Letters to a Young Brewer – Happy Accidents

Monday, February 7th, 2011

Rarely does a brew day go by with out something going wrong. Normally it’s small things that don’t make a difference such as misplacing a second thermometer or forgetting to retrieve a piece of gear from the closet. Other times it’s a real screw-up. New brewers can easily become discouraged by missing a particular temperature or not hitting their gravities, but as you move along in your experience, you find that these errors can increase your brewing knowledge as much as reading any brewing book or blog.

Last weekend I brewed a Caskadian Dark Ale. Since it has been several weeks since my last brew season, I figured I was going to have some rusty moments and I was not disappointed. I gathered my equipment and sanitized my gear, but as I began to collect my grain I realized that I was short 1.3 lbs of Munich malt. Considering there are only 3 specialty malts in the bill, this was going to be a problem. Munich adds a mildly sweet, malty characteristic that I use for base malt notes. Since I did have 0.7 lbs of Munich I decided to augment that with Victoy malt to make up the difference. Victory is a dryer, more nutty/biscuit flavor malt, but I thought that may add some interesting character to a roasty, big hop forward beer like this one. After tasting the wort, I think this may become a permanent change to the recipe.

The second, and far bigger problem came toward the end of my brew session. It turned out that I was not going to have enough time to do a proper wort chilling before I had to leave the house, so I decided to take a chance. I transferred the wort directly to the fermenters, then put them into my fermentation fridge and dropped the temp to 40 degrees. Upon returning 4 hours later, the fermenters were both hovering around 75 degrees. I reset the temp control to 66 degrees and pitched the yeast. Obviously, this was far from ideal, but the fermentation kicked in and is going strong. I wont know what will come of this batch for at least 4 weeks. I could have some lingering DMS flavors due to the slow cool-down, but I’m betting at it doesn’t throw it off too badly. In fact, each time something like this has happened and you read the “boogieman report” of worst case scenarios, you find that they seldom come to fruition. Some of this has to do with the size of the batch.

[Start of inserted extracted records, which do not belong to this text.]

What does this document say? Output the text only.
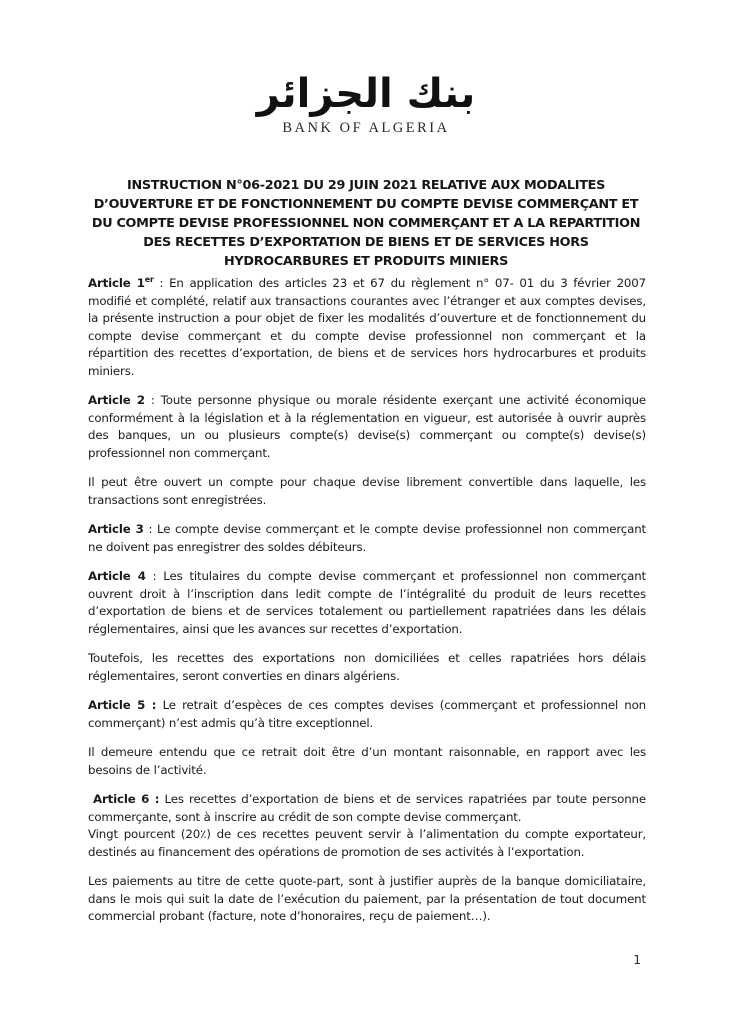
بنك الجزائر
BANK OF ALGERIA
INSTRUCTION N°06-2021 DU 29 JUIN 2021 RELATIVE AUX MODALITES
D’OUVERTURE ET DE FONCTIONNEMENT DU COMPTE DEVISE COMMERÇANT ET
DU COMPTE DEVISE PROFESSIONNEL NON COMMERÇANT ET A LA REPARTITION
DES RECETTES D’EXPORTATION DE BIENS ET DE SERVICES HORS
HYDROCARBURES ET PRODUITS MINIERS

Article 1er : En application des articles 23 et 67 du règlement n° 07- 01 du 3 février 2007 modifié et complété, relatif aux transactions courantes avec l’étranger et aux comptes devises, la présente instruction a pour objet de fixer les modalités d’ouverture et de fonctionnement du compte devise commerçant et du compte devise professionnel non commerçant et la répartition des recettes d’exportation, de biens et de services hors hydrocarbures et produits miniers.

Article 2 : Toute personne physique ou morale résidente exerçant une activité économique conformément à la législation et à la réglementation en vigueur, est autorisée à ouvrir auprès des banques, un ou plusieurs compte(s) devise(s) commerçant ou compte(s) devise(s) professionnel non commerçant.

Il peut être ouvert un compte pour chaque devise librement convertible dans laquelle, les transactions sont enregistrées.

Article 3 : Le compte devise commerçant et le compte devise professionnel non commerçant ne doivent pas enregistrer des soldes débiteurs.

Article 4 : Les titulaires du compte devise commerçant et professionnel non commerçant ouvrent droit à l’inscription dans ledit compte de l’intégralité du produit de leurs recettes d’exportation de biens et de services totalement ou partiellement rapatriées dans les délais réglementaires, ainsi que les avances sur recettes d’exportation.

Toutefois, les recettes des exportations non domiciliées et celles rapatriées hors délais réglementaires, seront converties en dinars algériens.

Article 5 : Le retrait d’espèces de ces comptes devises (commerçant et professionnel non commerçant) n’est admis qu’à titre exceptionnel.

Il demeure entendu que ce retrait doit être d’un montant raisonnable, en rapport avec les besoins de l’activité.

Article 6 : Les recettes d’exportation de biens et de services rapatriées par toute personne commerçante, sont à inscrire au crédit de son compte devise commerçant.

Vingt pourcent (20٪) de ces recettes peuvent servir à l’alimentation du compte exportateur, destinés au financement des opérations de promotion de ses activités à l’exportation.

Les paiements au titre de cette quote-part, sont à justifier auprès de la banque domiciliataire, dans le mois qui suit la date de l’exécution du paiement, par la présentation de tout document commercial probant (facture, note d’honoraires, reçu de paiement…).

1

Much of the worst case concerns come from information gathered from large scale brewing operations. These sorts of flaws don’t seem to scale down to the home brewer level with the same detectible results in the finished beer.

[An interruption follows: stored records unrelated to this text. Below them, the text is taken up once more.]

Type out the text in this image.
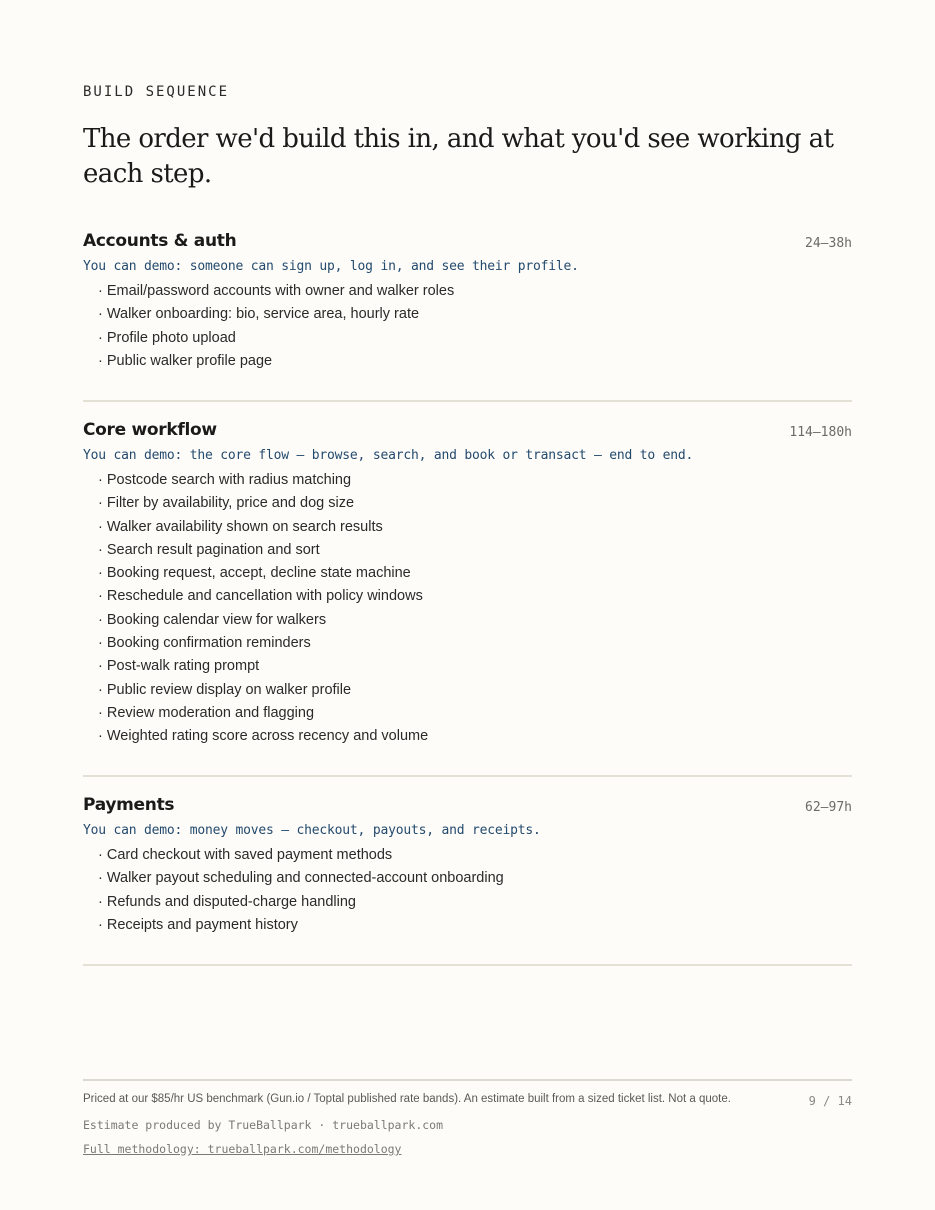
BUILD SEQUENCE
The order we'd build this in, and what you'd see working at each step.
Accounts & auth	24–38h
You can demo: someone can sign up, log in, and see their profile.
· Email/password accounts with owner and walker roles
· Walker onboarding: bio, service area, hourly rate
· Profile photo upload
· Public walker profile page
Core workflow	114–180h
You can demo: the core flow — browse, search, and book or transact — end to end.
· Postcode search with radius matching
· Filter by availability, price and dog size
· Walker availability shown on search results
· Search result pagination and sort
· Booking request, accept, decline state machine
· Reschedule and cancellation with policy windows
· Booking calendar view for walkers
· Booking confirmation reminders
· Post-walk rating prompt
· Public review display on walker profile
· Review moderation and flagging
· Weighted rating score across recency and volume
Payments	62–97h
You can demo: money moves — checkout, payouts, and receipts.
· Card checkout with saved payment methods
· Walker payout scheduling and connected-account onboarding
· Refunds and disputed-charge handling
· Receipts and payment history
Priced at our $85/hr US benchmark (Gun.io / Toptal published rate bands). An estimate built from a sized ticket list. Not a quote.	9 / 14
Estimate produced by TrueBallpark · trueballpark.com
Full methodology: trueballpark.com/methodology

So what to make of this? While maintaining strict sanitation practices and being careful to keep bugs out of the wort is still essential for making great beer, overly fretting about brewing hazards and hitting exact numbers should be downplayed. I definitely keep notes on these discrepancies and missteps, they may point to practices you may want to change in future brew sessions, but sometimes they lead you on a road to a new bit of brewing technique or knowledge you may not have come to by other means. So don’t panic, keep notes and share your experience with other brewers. You may just find a technique that sets you apart!